Things to Consider Before Growing Alder
Check your soil for droughty conditions (heavy to sand could be considered as droughty). A droughty soil (not a technical term) can cause the stand to shut down or severely reduce its growth at a very young age when it should be producing at its highest growth rate.
Alder is very particular in where it grows. Natural seedlings may germinate in places where nursery seedlings will not grow (or at least grow well).
It is very sensitive to most vegetation site preparation and release chemicals. However it still needs a chemical site preparation in order to get established. To get a recommendation on chemical use, look in the Northwest Woodlands magazine for chemical company contact information. (Join WFFA to get Northwest Woodlands)
As already noted, it is important to complete Dr. Harrington’s alder site assessment form to insure you are really planting in a site.
The wood is very soft, breaks easily, and is almost impossible to fall it without some breakage.
As a result of easy breakage it is very susceptible to wind, ice, and snow loading damage. Nothing will bring an alder plantation owner to tears more than a young plantation that appears to be demolished from heavy ice and/or snow.

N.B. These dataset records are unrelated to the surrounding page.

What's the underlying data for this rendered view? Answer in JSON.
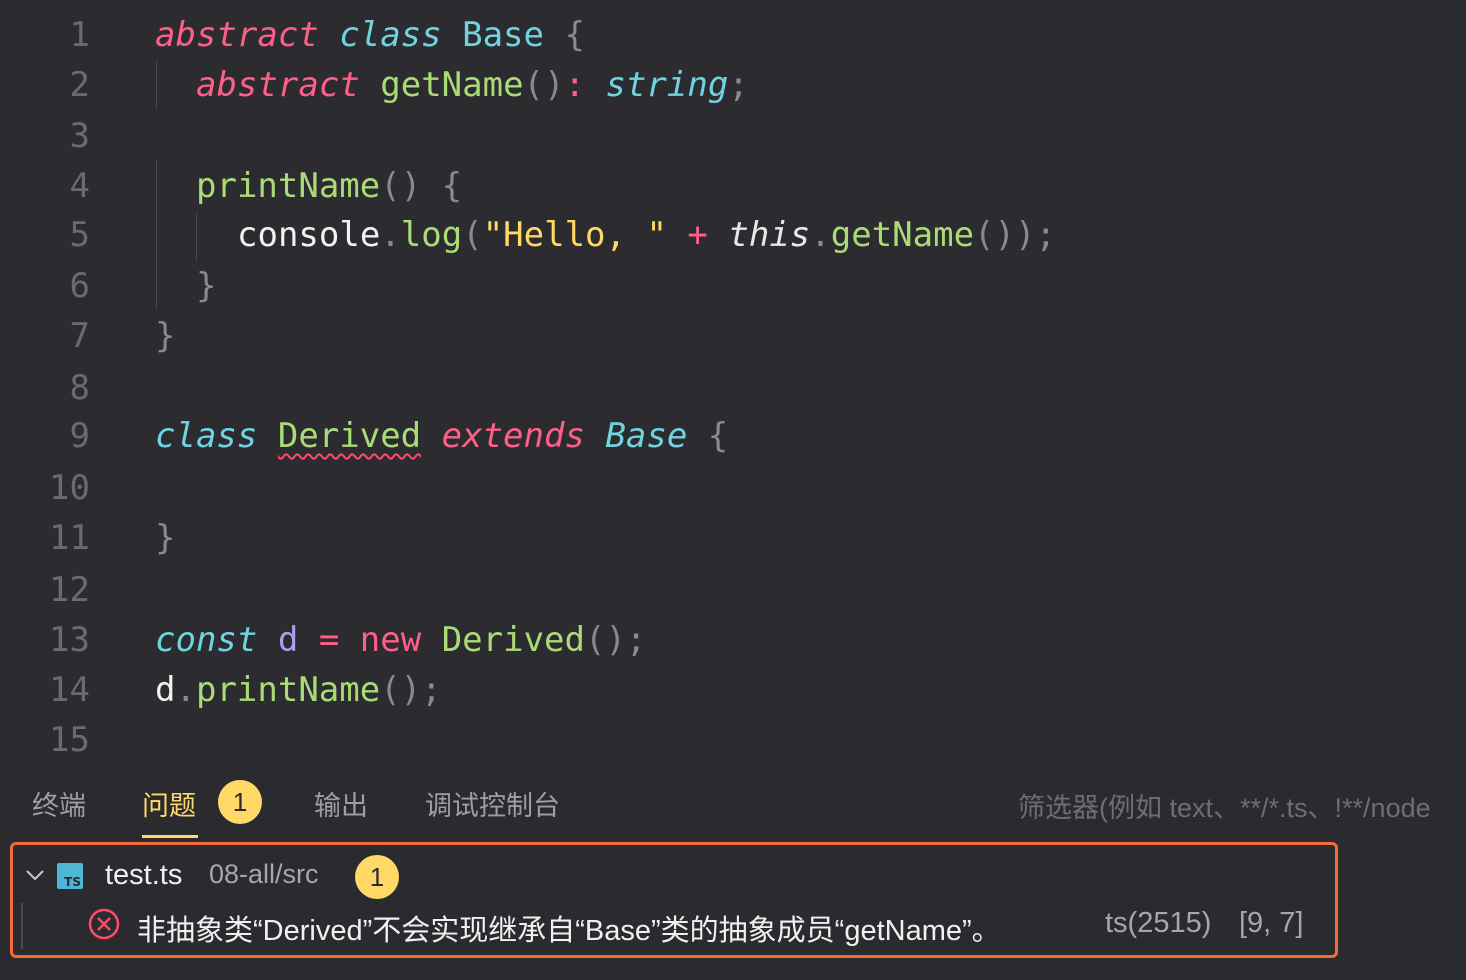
{
  "editor": {
    "line_numbers": [
      "1",
      "2",
      "3",
      "4",
      "5",
      "6",
      "7",
      "8",
      "9",
      "10",
      "11",
      "12",
      "13",
      "14",
      "15"
    ],
    "tokens": {
      "abstract": "abstract",
      "class": "class",
      "Base": "Base",
      "open_brace": "{",
      "close_brace": "}",
      "getName": "getName",
      "paren_pair": "()",
      "colon": ":",
      "string": "string",
      "semi": ";",
      "printName": "printName",
      "console": "console",
      "dot": ".",
      "log": "log",
      "open_paren": "(",
      "close_paren": ")",
      "hello_str": "\"Hello, \"",
      "plus": "+",
      "this": "this",
      "call_end": "());",
      "Derived": "Derived",
      "extends": "extends",
      "const": "const",
      "d": "d",
      "eq": "=",
      "new": "new",
      "paren_semi": "();"
    }
  },
  "panel": {
    "tabs": [
      {
        "label": "终端"
      },
      {
        "label": "问题",
        "badge": "1"
      },
      {
        "label": "输出"
      },
      {
        "label": "调试控制台"
      }
    ],
    "filter_placeholder": "筛选器(例如 text、**/*.ts、!**/node",
    "problems": {
      "file_name": "test.ts",
      "file_path": "08-all/src",
      "file_badge": "1",
      "ts_icon_label": "TS",
      "message": "非抽象类“Derived”不会实现继承自“Base”类的抽象成员“getName”。",
      "code": "ts(2515)",
      "position": "[9, 7]"
    }
  },
  "colors": {
    "keyword": "#ff5f87",
    "type": "#6fd3e0",
    "function": "#a9dc76",
    "string": "#ffd866",
    "accent": "#ffd866",
    "error_border": "#f26b3a",
    "error_icon": "#ff4a6a"
  }
}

Around 1995 the Pacific Northwest had a severe cold spell that lasted a week or more, long enough to freeze most juvenile trees and branches. Near the end, a warm front rode up over the cold layer and rained heavily on all the frozen vegetation and ground, adding additional ice to the tree and branches. Douglas-fir limbs 2-3 inches in diameter broke and fell to the ground. But the most severe damage was to the alder and other hardwood stands. The alder broke off at 4-5 inches in diameter, wiping out the entire tree top. It was very sad to drive the local roads and see all the shiny new broken tree trunks sticking up through a mass of broken limbs and tree tops. A similar storm hit the Portland, OR, and south area following a winter snow storm in 2021. A tremendous amount of damage was done to alder and other hardwood species from that ice storm.
More post-harvest waste (limbs and other woody debris) is generated than with Douglas-fir harvests (The limbs may break down faster than Douglas-fir, but you will have to deal with it at planting time.)
The advantage of growing short rotation alder may be lost if it is mixed with Douglasfir in the same unit, as it is not practical to harvest the alder at 30 years of age and then come back in 10 years and harvest the Douglas-fir that was intermixed with the alder.
Alder is even more susceptible to frost as a young seedling than Douglas-fir, so frost-free sites need to be found. It is recommended that planting be done after all chance of frost has passed. If you do get a frost you may lose a lot of your seedlings! However by waiting you also may face drought conditions that late in the spring. The weather patterns have been changing over the last few years, and there have been several recent summers when very little rain fell from March to September, which is very hard on newly planted seedlings!
Alder seedlings are generally grown for one season in the nursery and even then they will be 3-4 feet tall at the minimum. When the seedlings are that tall, the planter can only pack a few at a time, so a lot of time is spent going back and forth for trees, and it takes a lot of extra care to plant them properly. Hiring a contract crew may be expensive!
All plants are phototropic, meaning they grow towards light. Alder is especially prone to grow toward light, especially if grown with clumpy spacing or with large openings. As a result, the bole will have an increased sweep, which can often be seen along forest roads. A well-spaced stand will help minimize this tendency.